A real estate investment trust (REIT) could be a good investment if you are looking to invest in property, but don’t want to be a landlord

Q: I have been listening to your show through iTunes and have learned a lot over the past few weeks. Thank you for the information you share.

After listening to the show outlining the opportunity for real estate investors, I was wondering is investing in real estate investment trusts (REITs) a viable alternative to buying and renting properties? What would be the pros and cons and what should I look out for if taking this route is workable?


A: We’re glad you asked. While this may be the single best time to purchase investment property in the last 50 years (or next), there are some investors who just aren’t cut out to be landlords.

The day-to-day management of 50 or 60 pieces of real estate isn’t for everyone. Ilyce recently spoke with a gentleman on her radio show who purchased nearly 70 pieces of investment property for cash since 2008, and now has a monthly income in excess of $40,000. He manages to take care of all of the properties while still holding onto his day job. (His four daughters have all gone through foreclosure, but that’s another story.)

That kind of inventory requires a tremendous amount of discipline and focus. Even if this gentleman has two people working for him, it would be tough to make sure all of the properties are rented, that rents are being paid on time each month, that the tax bills for the properties are paid on time and that the properties are properly maintained.

Even if you don’t have 70 properties, managing investment real estate requires organization and a willingness to deal with tenants. Quite simply, it can be a lot of fuss and not everyone is cut out to be a landlord.

For those who want to invest in real estate, but aren’t ready or willing to be a landlord, you can explore the world of real estate investment trusts (REITs).

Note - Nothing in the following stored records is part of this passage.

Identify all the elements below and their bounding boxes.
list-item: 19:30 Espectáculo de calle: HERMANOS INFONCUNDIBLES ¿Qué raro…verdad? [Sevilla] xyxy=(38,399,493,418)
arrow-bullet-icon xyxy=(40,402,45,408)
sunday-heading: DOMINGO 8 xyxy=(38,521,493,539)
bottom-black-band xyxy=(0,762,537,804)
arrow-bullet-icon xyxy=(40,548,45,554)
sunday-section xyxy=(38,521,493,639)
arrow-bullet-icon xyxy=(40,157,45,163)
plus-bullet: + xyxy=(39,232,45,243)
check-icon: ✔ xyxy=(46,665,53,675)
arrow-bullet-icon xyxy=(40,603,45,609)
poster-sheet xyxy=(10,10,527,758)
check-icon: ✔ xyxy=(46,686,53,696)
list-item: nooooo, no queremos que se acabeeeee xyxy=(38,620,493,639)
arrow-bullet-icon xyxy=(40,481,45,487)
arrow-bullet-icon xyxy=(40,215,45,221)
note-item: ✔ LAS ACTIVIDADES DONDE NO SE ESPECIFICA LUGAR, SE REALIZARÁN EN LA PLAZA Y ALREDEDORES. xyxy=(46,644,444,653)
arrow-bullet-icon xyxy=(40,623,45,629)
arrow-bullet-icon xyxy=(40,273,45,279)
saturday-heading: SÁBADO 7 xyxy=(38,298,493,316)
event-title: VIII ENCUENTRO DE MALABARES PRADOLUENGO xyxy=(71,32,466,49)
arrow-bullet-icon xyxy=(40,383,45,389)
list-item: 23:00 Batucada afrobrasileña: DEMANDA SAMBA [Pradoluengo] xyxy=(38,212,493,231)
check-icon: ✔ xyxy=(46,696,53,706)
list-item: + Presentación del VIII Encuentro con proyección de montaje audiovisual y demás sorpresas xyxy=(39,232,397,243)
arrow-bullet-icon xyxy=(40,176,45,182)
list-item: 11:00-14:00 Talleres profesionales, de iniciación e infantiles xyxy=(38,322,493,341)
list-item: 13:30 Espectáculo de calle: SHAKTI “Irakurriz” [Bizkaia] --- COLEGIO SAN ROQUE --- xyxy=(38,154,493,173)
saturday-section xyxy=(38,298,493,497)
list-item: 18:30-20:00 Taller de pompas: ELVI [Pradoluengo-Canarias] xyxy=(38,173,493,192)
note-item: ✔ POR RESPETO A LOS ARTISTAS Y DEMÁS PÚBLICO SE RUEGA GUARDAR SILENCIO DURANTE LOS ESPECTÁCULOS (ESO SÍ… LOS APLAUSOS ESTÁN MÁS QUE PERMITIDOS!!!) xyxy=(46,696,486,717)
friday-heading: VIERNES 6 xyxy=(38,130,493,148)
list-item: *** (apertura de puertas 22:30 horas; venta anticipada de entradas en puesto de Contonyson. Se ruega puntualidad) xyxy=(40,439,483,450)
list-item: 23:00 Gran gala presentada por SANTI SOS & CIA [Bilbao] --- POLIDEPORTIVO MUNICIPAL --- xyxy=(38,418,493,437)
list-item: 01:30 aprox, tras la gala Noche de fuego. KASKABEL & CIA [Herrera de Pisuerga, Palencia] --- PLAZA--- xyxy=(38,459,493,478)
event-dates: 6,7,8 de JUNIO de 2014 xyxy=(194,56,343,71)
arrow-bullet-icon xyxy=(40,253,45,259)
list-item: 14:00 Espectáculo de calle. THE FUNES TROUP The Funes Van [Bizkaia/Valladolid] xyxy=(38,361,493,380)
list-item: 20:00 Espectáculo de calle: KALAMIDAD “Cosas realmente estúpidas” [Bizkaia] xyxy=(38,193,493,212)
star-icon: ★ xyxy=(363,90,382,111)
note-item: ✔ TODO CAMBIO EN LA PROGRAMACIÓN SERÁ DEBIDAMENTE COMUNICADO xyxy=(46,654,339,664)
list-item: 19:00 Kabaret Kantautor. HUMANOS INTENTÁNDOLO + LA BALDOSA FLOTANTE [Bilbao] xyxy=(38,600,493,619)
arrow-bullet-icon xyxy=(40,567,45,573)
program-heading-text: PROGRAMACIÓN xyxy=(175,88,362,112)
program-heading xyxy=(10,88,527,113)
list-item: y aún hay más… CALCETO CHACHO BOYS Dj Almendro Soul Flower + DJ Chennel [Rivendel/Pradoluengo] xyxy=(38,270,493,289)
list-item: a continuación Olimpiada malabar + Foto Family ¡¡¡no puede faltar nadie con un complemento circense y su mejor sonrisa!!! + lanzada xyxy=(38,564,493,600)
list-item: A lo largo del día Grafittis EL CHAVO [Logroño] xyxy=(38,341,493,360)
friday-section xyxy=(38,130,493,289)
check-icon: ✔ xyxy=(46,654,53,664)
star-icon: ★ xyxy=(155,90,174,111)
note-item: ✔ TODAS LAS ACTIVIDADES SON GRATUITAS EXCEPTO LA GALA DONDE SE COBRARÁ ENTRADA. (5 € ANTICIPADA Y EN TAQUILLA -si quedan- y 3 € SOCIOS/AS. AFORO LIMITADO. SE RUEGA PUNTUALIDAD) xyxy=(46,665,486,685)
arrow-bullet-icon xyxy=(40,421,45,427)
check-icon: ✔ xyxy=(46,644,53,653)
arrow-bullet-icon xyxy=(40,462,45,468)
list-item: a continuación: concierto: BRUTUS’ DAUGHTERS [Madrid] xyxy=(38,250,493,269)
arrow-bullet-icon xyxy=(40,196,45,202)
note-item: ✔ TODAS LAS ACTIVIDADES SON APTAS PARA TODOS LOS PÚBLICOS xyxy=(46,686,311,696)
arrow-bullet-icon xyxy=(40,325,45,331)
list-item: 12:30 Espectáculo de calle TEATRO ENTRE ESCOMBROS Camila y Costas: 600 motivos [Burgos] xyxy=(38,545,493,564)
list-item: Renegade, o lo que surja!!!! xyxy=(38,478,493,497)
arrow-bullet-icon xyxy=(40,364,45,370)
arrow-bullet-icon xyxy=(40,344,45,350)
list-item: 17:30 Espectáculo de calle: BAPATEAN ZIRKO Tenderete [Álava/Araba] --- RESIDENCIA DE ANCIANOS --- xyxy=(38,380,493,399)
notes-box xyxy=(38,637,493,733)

REITS are a collection of income-producing property or mortgages against a certain type of real estate. According to the website for the National Association of Real Estate Investment Trusts (NAREIT), the nonprofit trade association for the industry, to qualify as a REIT, “a company must have most of its assets and income tied to real estate investment and must distribute at least 90 percent of its taxable income to shareholders annually in the form of dividends. A company that qualifies as a REIT is permitted to deduct dividends paid to its shareholders from its corporate taxable income. As a result, most REITs historically remit at least 100 percent of their taxable income to their shareholders and therefore owe no corporate tax. Taxes are paid by shareholders on the dividends received and any capital gains. Most states honor this federal treatment and also do not require REITs to pay state income tax. Like other businesses, but unlike partnerships, a REIT cannot pass any tax losses through to its investors.”

While REITs must pass at least 90 percent of its taxable income to shareholders, it’s difficult to know if smart decisions are being made within the REIT as to how expenses are paid. Also, because REITs produce dividend income for their shareholders, the stock price generally doesn’t go up as quickly. When evaluating a REIT, it’s important to know what the underlying holdings are, what kind of income has been produced, what the REIT’s history of dividends has been, what its projections are for future income and how easy or hard will it be to sell the REIT shares when you decide it’s time to sell.

At NAREIT.org, you can search for information about a particular REIT, or look up information about REIT sectors. There is an excellent REIT 101 section with basic information about REITs that would be helpful for anyone considering this as an investment. And as with any investment, past performance is no guarantee of future results.

But the biggest difference is that with a REIT, you get to be a passive investor in the real estate market, and you can diversify your portfolio to spread around the risk. Instead of buying one house, you might be investing in a REIT that owns 10,000 investment properties. But as with any other investment choice, you might choose well and be happy, but you could also choose the wrong REIT and later regret it.

You should also know that there are other ways of investing in real estate. Depending on your federal income tax situation, you can also invest in mutual funds that invest in homebuilders and other real estate companies. You have a wide variety of choices of where to invest your money, but you need to have a goal in mind, determine the benefits that any investment would give you and then decide on the risks you are willing to accept.